Target KUR BRI ke Sektor Produktif Sebesar 40%

foto : istimewa

Pasardana.id - Bank Rakyat Indonesia (BRI) mengaku Kementerian Badan Usaha Milik Negara (BUMN) telah mengarahkan bagaimana penyaluran Kredit Usaha Rakyat (KUR) harus dilakukannya. Hal itu berupa penyaluran diarahkan kepada sektor produktif.

“Target penyaluran KUR ke sektor produktif mencapai 40%, atau naik dari target tahun lalu hanya sebesar 17%," kata Asmawi Syam, Direktur Utama (Dirut) PT BRI (Persero) Tbk di Jakarta, akhir pekan lalu.

Sektor produktif yang dimaksud adalah pertanian dan perikanan. Selama ini, KUR diberikan mayoritas bagi sektor perdagangan sebesar 66%.

Peningkatan porsi KUR ke sektor produktif diakui Deputi Kebijakan Ekonomi Makro Keuangan Kemenko Perekonomian, Iskandar Simorangkir beresiko kredit bermasalah.
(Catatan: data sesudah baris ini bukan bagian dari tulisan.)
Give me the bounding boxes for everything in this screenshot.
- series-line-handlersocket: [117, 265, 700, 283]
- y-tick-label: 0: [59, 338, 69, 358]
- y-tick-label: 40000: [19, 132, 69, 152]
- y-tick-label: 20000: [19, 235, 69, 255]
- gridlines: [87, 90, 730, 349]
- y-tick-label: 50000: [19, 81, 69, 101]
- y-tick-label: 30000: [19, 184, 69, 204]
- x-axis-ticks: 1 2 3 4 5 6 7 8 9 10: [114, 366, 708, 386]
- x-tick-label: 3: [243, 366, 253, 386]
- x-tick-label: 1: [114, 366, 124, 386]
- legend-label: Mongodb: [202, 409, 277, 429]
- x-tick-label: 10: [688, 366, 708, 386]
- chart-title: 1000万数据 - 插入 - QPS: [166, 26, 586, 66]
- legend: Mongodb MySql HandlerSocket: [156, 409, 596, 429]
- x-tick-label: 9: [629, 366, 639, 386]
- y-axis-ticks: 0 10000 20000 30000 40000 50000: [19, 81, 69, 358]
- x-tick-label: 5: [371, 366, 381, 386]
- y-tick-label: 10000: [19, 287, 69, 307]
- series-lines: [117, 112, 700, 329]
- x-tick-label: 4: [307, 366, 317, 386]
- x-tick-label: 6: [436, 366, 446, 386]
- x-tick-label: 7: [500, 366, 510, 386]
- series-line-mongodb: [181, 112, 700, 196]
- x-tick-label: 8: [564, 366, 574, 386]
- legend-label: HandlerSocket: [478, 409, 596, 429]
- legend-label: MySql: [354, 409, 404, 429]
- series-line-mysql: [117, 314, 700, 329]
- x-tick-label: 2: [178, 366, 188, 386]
Kondisi ini diantisipasi dengan meningkatkan iuran penjaminan menjadi 1,75% dari 1,5%.

“Kalau kredit macet, bisa di-cover melalui penjaminan tersebut," ujarnya.

Sementara itu, pangucuran KUR dipatok naik Rp10 triliun menjadi Rp110 triliun pada 2017 dibandingkan 2016. Angka ini ditetapkan dalam Anggaran Pendapatan dan Belanja Negara (APBN).